The above options were also renamed for RADIUS policies and TACACS+ policies in Authentication > RADIUS Service > Policies and Authentication > TACACS+ Service > Policies respectively.

With the inclusion of FIDO authentication, FortiTokens are no longer the only MFA method that can be self-registered. Therefore, the self-service portal main page now offers a Multi-Factor menu item replacing FortiTokens. The Multi-Factor menu item now offers FIDO token management capabilities.

The following replacement messages related to FIDO authentication have been added to Authentication > Portals > Replacement Messages:

  • FIDO Login Page

  • FIDO Login Password Page

  • User Fido Reset Email Subject

  • User Fido Reset Receipt Email Message

When creating or editing a SAML SP in Authentication > SAML IdP > Service Providers, FIDO-only and Password and FIDO authentication methods are now available.

A new Use FIDO-only authentication if requested by the SP toggle is also available.

The following authentication methods have been renamed:

  • Mandatory two-factor authentication to Mandatory password and OTP.

  • Verify all configured authentication factors to Every configured password and OTP factors.

  • Password-only authentication to Password-only.

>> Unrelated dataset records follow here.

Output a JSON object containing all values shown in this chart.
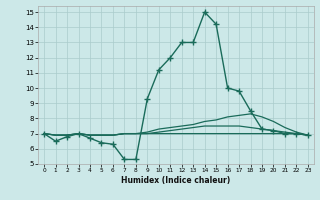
{
  "title": "",
  "xlabel": "Humidex (Indice chaleur)",
  "background_color": "#cce8e8",
  "grid_color": "#aacccc",
  "line_color": "#1a6b5a",
  "xlim": [
    -0.5,
    23.5
  ],
  "ylim": [
    5,
    15.4
  ],
  "yticks": [
    5,
    6,
    7,
    8,
    9,
    10,
    11,
    12,
    13,
    14,
    15
  ],
  "xticks": [
    0,
    1,
    2,
    3,
    4,
    5,
    6,
    7,
    8,
    9,
    10,
    11,
    12,
    13,
    14,
    15,
    16,
    17,
    18,
    19,
    20,
    21,
    22,
    23
  ],
  "series_main": {
    "x": [
      0,
      1,
      2,
      3,
      4,
      5,
      6,
      7,
      8,
      9,
      10,
      11,
      12,
      13,
      14,
      15,
      16,
      17,
      18,
      19,
      20,
      21,
      22,
      23
    ],
    "y": [
      7.0,
      6.5,
      6.8,
      7.0,
      6.7,
      6.4,
      6.3,
      5.3,
      5.3,
      9.3,
      11.2,
      12.0,
      13.0,
      13.0,
      15.0,
      14.2,
      10.0,
      9.8,
      8.5,
      7.3,
      7.2,
      7.0,
      7.0,
      6.9
    ]
  },
  "series_lines": [
    {
      "x": [
        0,
        1,
        2,
        3,
        4,
        5,
        6,
        7,
        8,
        9,
        10,
        11,
        12,
        13,
        14,
        15,
        16,
        17,
        18,
        19,
        20,
        21,
        22,
        23
      ],
      "y": [
        7.0,
        6.9,
        6.9,
        7.0,
        6.9,
        6.9,
        6.9,
        7.0,
        7.0,
        7.1,
        7.3,
        7.4,
        7.5,
        7.6,
        7.8,
        7.9,
        8.1,
        8.2,
        8.3,
        8.1,
        7.8,
        7.4,
        7.1,
        6.9
      ]
    },
    {
      "x": [
        0,
        1,
        2,
        3,
        4,
        5,
        6,
        7,
        8,
        9,
        10,
        11,
        12,
        13,
        14,
        15,
        16,
        17,
        18,
        19,
        20,
        21,
        22,
        23
      ],
      "y": [
        7.0,
        6.9,
        6.9,
        7.0,
        6.9,
        6.9,
        6.9,
        7.0,
        7.0,
        7.0,
        7.1,
        7.2,
        7.3,
        7.4,
        7.5,
        7.5,
        7.5,
        7.5,
        7.4,
        7.3,
        7.2,
        7.1,
        7.0,
        6.9
      ]
    },
    {
      "x": [
        0,
        1,
        2,
        3,
        4,
        5,
        6,
        7,
        8,
        9,
        10,
        11,
        12,
        13,
        14,
        15,
        16,
        17,
        18,
        19,
        20,
        21,
        22,
        23
      ],
      "y": [
        7.0,
        6.9,
        6.9,
        7.0,
        6.9,
        6.9,
        6.9,
        7.0,
        7.0,
        7.0,
        7.0,
        7.0,
        7.0,
        7.0,
        7.0,
        7.0,
        7.0,
        7.0,
        7.0,
        7.0,
        7.0,
        7.0,
        7.0,
        6.9
      ]
    }
  ]
}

  • Token-only authentication to OTP-only.

The following replacement messages related to FIDO authentication have been added to Authentication > SAML IdP > Replacement Messages:

  • Login Fido Page (username only)

  • Login Fido Password Page

Guest Portal: Restrict groups available to sponsors

When creating or editing a local user group in Authentication > User Management > User Groups, there is a new Guest Group toggle that allows including or excluding this local user group from the list of groups that sponsors can assign to new guest user accounts.

Format option for mobile number in SMS gateways

When creating or editing an SMS gateway in System > Messaging > SMS Gateways, you can now specify whether the mobile number is sent as a JSON String or JSON Number using the Send Mobile Number as option in HTTP/HTTPS pane.

Ability to unlock FTMs in bulk

Using the new Unlock option in the FortiTokens tab available in Authentication > User Management > FortiTokens, you can unlock all the selected FortiTokens at once.

Usage Profile: Reset the user's usage

A new Clear option to clear the cumulative RADIUS accounting sessions in the Cumulative tab available in Monitor > Authentication > RADIUS Sessions.